1日4時間(うち一時保育で2日×4時間)、月総作業時間80時間で時給換算1,080円。東京都最低賃金1,226円にはわずかに届いていないが、「通勤ゼロ・子の急な体調不良で柔軟対応可能」という条件を金額換算すると、実質的な経済価値は上回っていた。

3つの失敗パターン

パターン1: シフト型案件で子の熱発対応に失敗

前述の通り、1ヶ月目の失敗。シフト型は未就学児ママには向かない。「子の急な発熱」は月1〜2回の頻度で発生するため、固定シフトは必ず崩壊する

パターン2: クレーム対応で精神的に消耗

3ヶ月目、解約手続き案件で強い言葉のクレーム客に当たり、対応後1時間ほど落ち込んで子の世話が雑になった。クレーム対応率が高い案件(解約・返品系)は避けると決めた。EC発送問い合わせやアプリサポートのほうが顧客の気分がフラットで、精神的負荷が少ない。

パターン3: 返信テンプレを作らずに時給半減

最初の頃、1対応ごとに文章をゼロから書いていた。徐々に「よくある質問+回答」のテンプレをExcelに蓄積し、2ヶ月目からは1対応あたりの文章作成時間が5分→2分に短縮。同じ報酬でも時給換算が倍増した。

この仕事が向かない人

在宅カスタマーサポートを始めるのは、次の条件に当てはまる未就学児のママには向かない。

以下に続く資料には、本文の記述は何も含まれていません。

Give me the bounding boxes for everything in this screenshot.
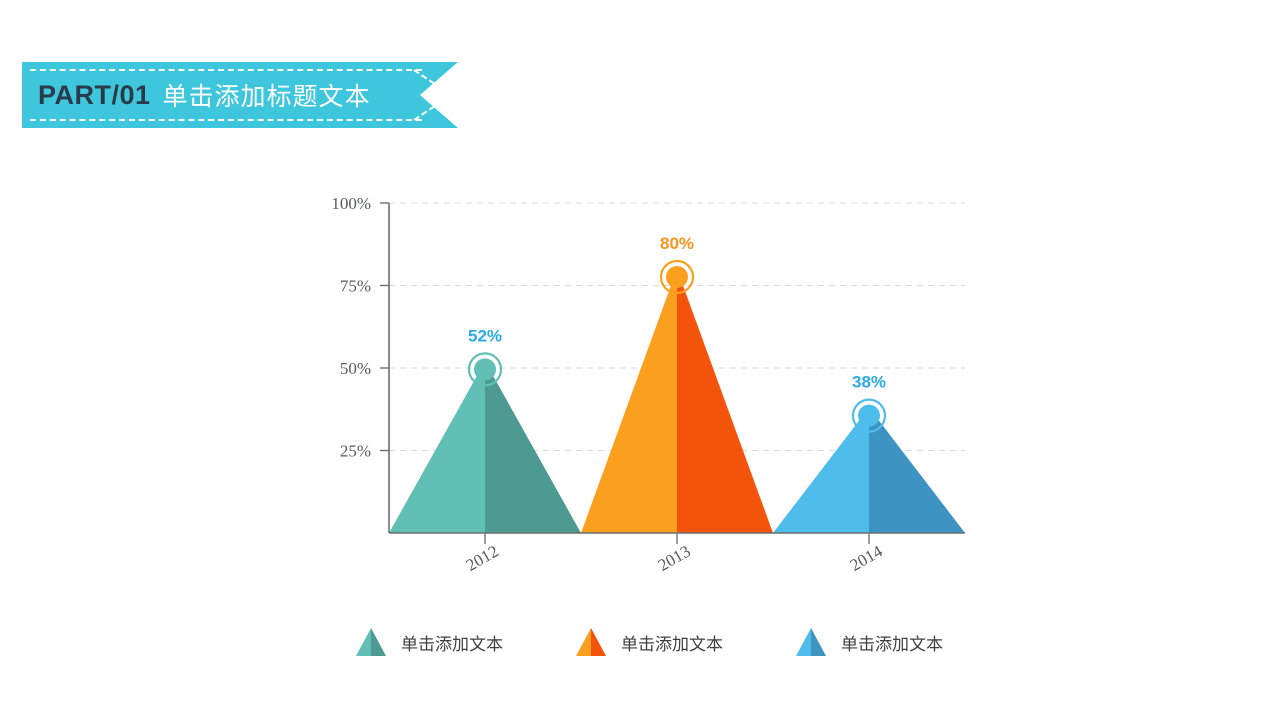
legend-item-2[interactable]: 单击添加文本 xyxy=(575,627,795,657)
legend-label-3: 单击添加文本 xyxy=(841,630,943,655)
y-axis-tick-label: 50% xyxy=(340,359,371,378)
pyramid-right-face xyxy=(869,408,965,533)
apex-marker-dot xyxy=(858,405,880,427)
data-value-label: 52% xyxy=(468,326,502,345)
data-value-label: 80% xyxy=(660,234,694,253)
apex-marker-dot xyxy=(666,266,688,288)
pyramid-chart: 25%50%75%100%20122013201452%80%38% xyxy=(0,0,1280,720)
legend-item-1[interactable]: 单击添加文本 xyxy=(355,627,575,657)
x-axis-tick-label: 2012 xyxy=(463,542,502,575)
triangle-icon xyxy=(355,627,387,657)
data-value-label: 38% xyxy=(852,373,886,392)
pyramid-left-face xyxy=(581,269,677,533)
pyramid-right-face xyxy=(485,361,581,533)
legend-item-3[interactable]: 单击添加文本 xyxy=(795,627,1015,657)
y-axis-tick-label: 75% xyxy=(340,277,371,296)
legend-label-2: 单击添加文本 xyxy=(621,630,723,655)
legend-triangle-3-svg xyxy=(795,627,827,657)
x-axis-tick-label: 2014 xyxy=(847,541,886,575)
apex-marker-dot xyxy=(474,358,496,380)
triangle-icon xyxy=(795,627,827,657)
legend-triangle-1-svg xyxy=(355,627,387,657)
y-axis-tick-label: 100% xyxy=(331,194,371,213)
chart-legend: 单击添加文本 单击添加文本 单击添加文本 xyxy=(355,618,1015,666)
triangle-icon xyxy=(575,627,607,657)
y-axis-tick-label: 25% xyxy=(340,442,371,461)
pyramid-right-face xyxy=(677,269,773,533)
legend-triangle-2-svg xyxy=(575,627,607,657)
legend-label-1: 单击添加文本 xyxy=(401,630,503,655)
x-axis-tick-label: 2013 xyxy=(655,542,694,575)
chart-svg: 25%50%75%100%20122013201452%80%38% xyxy=(0,0,1280,720)
pyramid-left-face xyxy=(773,408,869,533)
pyramid-left-face xyxy=(389,361,485,533)
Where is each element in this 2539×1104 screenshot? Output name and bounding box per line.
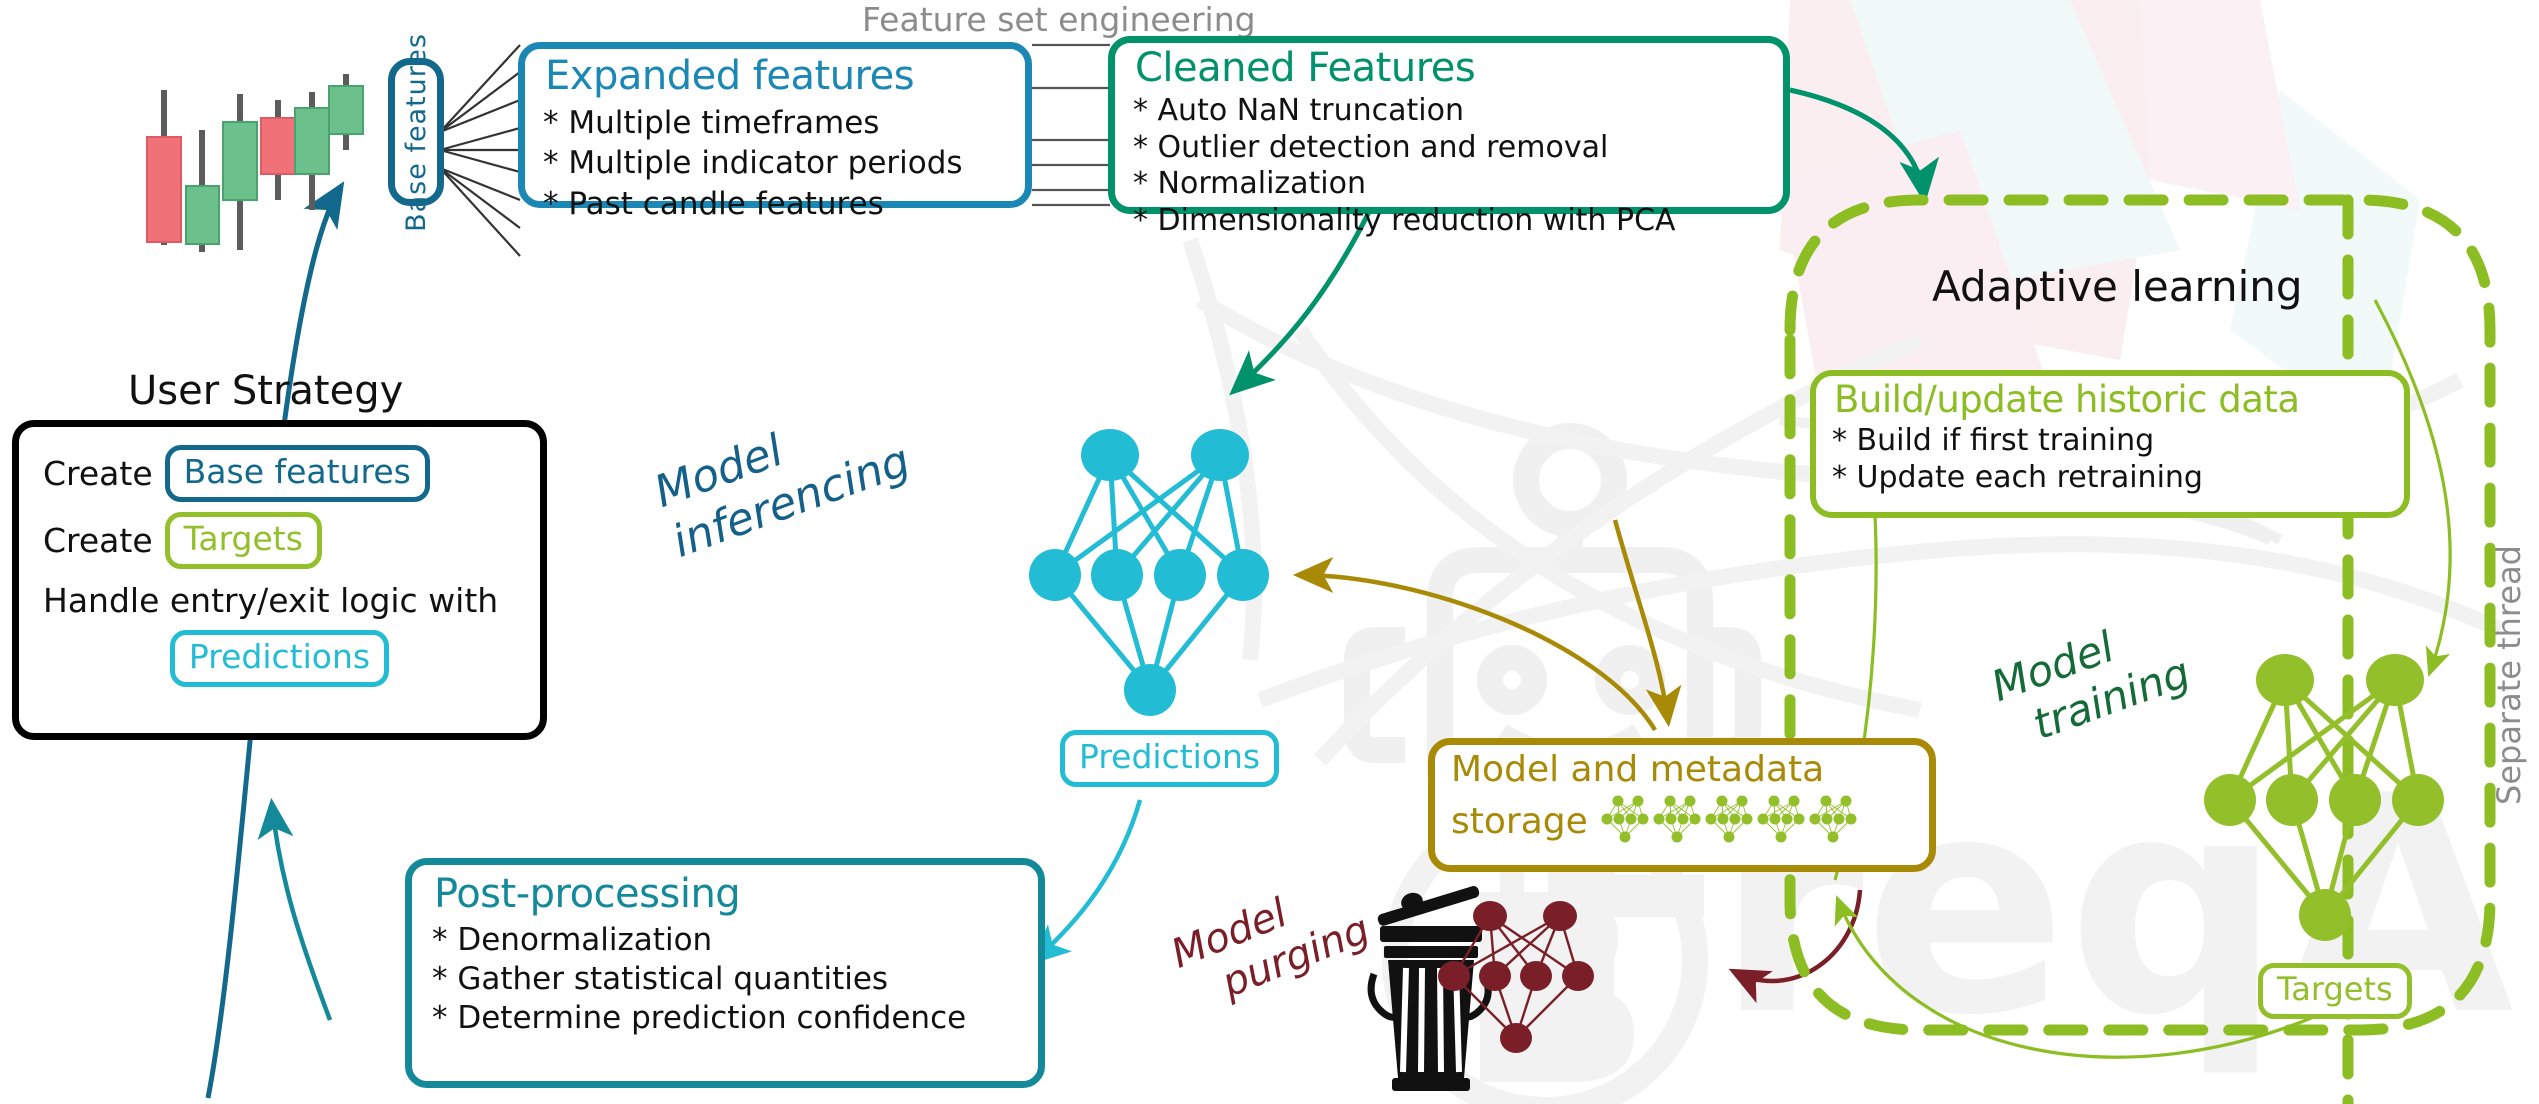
expanded-features-bullet: * Multiple timeframes <box>543 103 1007 143</box>
user-strategy-heading: User Strategy <box>128 368 403 414</box>
targets-pill[interactable]: Targets <box>165 512 322 569</box>
feature-set-engineering-label: Feature set engineering <box>862 0 1256 39</box>
user-strategy-create-label-1: Create <box>43 454 153 493</box>
post-processing-bullet: * Determine prediction confidence <box>432 999 1018 1038</box>
build-update-historic-data-box[interactable]: Build/update historic data * Build if fi… <box>1810 370 2410 518</box>
expanded-features-title: Expanded features <box>545 53 1007 99</box>
cleaned-features-bullet: * Outlier detection and removal <box>1133 130 1765 167</box>
base-features-label: Base features <box>401 33 432 232</box>
build-update-bullet: * Update each retraining <box>1832 460 2388 497</box>
cyan-neural-network <box>1035 425 1295 725</box>
cleaned-features-box[interactable]: Cleaned Features * Auto NaN truncation *… <box>1108 36 1790 214</box>
model-storage-line1: Model and metadata <box>1451 749 1913 790</box>
expanded-features-bullet: * Multiple indicator periods <box>543 143 1007 183</box>
user-strategy-box[interactable]: Create Base features Create Targets Hand… <box>12 420 547 740</box>
model-purging-label: Model purging <box>1165 864 1376 1021</box>
cleaned-features-title: Cleaned Features <box>1135 45 1765 91</box>
user-strategy-logic-text: Handle entry/exit logic with <box>43 581 516 620</box>
targets-node[interactable]: Targets <box>2258 963 2412 1019</box>
model-inferencing-label: Model inferencing <box>648 385 917 569</box>
user-strategy-create-label-2: Create <box>43 521 153 560</box>
cleaned-features-bullet: * Dimensionality reduction with PCA <box>1133 203 1765 240</box>
post-processing-title: Post-processing <box>434 871 1018 917</box>
expanded-features-bullet: * Past candle features <box>543 184 1007 224</box>
freqai-architecture-diagram: FreqAI <box>0 0 2539 1104</box>
adaptive-learning-label: Adaptive learning <box>1932 262 2303 311</box>
post-processing-box[interactable]: Post-processing * Denormalization * Gath… <box>405 858 1045 1088</box>
model-metadata-storage-box[interactable]: Model and metadata storage <box>1428 738 1936 872</box>
stored-models-network-icons <box>1604 792 1904 850</box>
targets-node-label: Targets <box>2258 963 2412 1019</box>
model-training-label: Model training <box>1985 600 2197 759</box>
base-features-box[interactable]: Base features <box>388 58 444 206</box>
expanded-features-box[interactable]: Expanded features * Multiple timeframes … <box>518 42 1032 208</box>
base-features-pill[interactable]: Base features <box>165 445 430 502</box>
green-neural-network <box>2210 650 2470 950</box>
maroon-neural-network <box>1442 898 1632 1058</box>
predictions-pill[interactable]: Predictions <box>170 630 389 687</box>
build-update-bullet: * Build if first training <box>1832 423 2388 460</box>
model-storage-line2: storage <box>1451 801 1588 842</box>
cleaned-features-bullet: * Auto NaN truncation <box>1133 93 1765 130</box>
separate-thread-label: Separate thread <box>2490 545 2528 805</box>
build-update-title: Build/update historic data <box>1834 378 2388 421</box>
post-processing-bullet: * Gather statistical quantities <box>432 960 1018 999</box>
predictions-node[interactable]: Predictions <box>1060 730 1279 787</box>
predictions-node-label: Predictions <box>1060 730 1279 787</box>
post-processing-bullet: * Denormalization <box>432 921 1018 960</box>
cleaned-features-bullet: * Normalization <box>1133 166 1765 203</box>
candlestick-chart <box>140 70 370 260</box>
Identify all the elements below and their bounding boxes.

  • タイピング速度が毎分40文字未満の人(1対応に時間がかかりすぎる)
  • 他人からの否定的な言葉に感情移入しやすい性格の人(クレーム対応でメンタル消耗)
  • 固定シフト型しか契約できない案件にしか応募できない人(子の体調不良で破綻)
  • 1件あたり5〜15分の集中が必要で、その時間を確保できない人
  • 前職が接客業ではなく、顧客対応の経験がゼロの人(言葉選びの難しさ)

逆に「前職が接客・販売・営業系」「丁寧な文章を書くのが苦にならない」「一時保育や家族の協力でまとまった作業時間を週2〜3日作れる」という未就学児ママには、時給1,000円超えが現実的な選択肢だ。

月次推移(開始〜4ヶ月目)

1日作業時間月総時間月対応数月収入(手数料後)時給換算
1ヶ月目1.8時間32時間136対応18,240円570円
2ヶ月目3.4時間68時間316対応42,800円629円
3ヶ月目3.6時間72時間478対応64,200円892円
4ヶ月目4.0時間80時間618対応86,400円1,080円

時給1,080円で、派遣社員のシフト型カスタマーサポート時給(1,200〜1,800円)には届かないが、未就学児ママの条件下で4ヶ月で到達できる水準としては現実的。月8万円台の実収入が、家計の中で明確な存在感を持つようになった。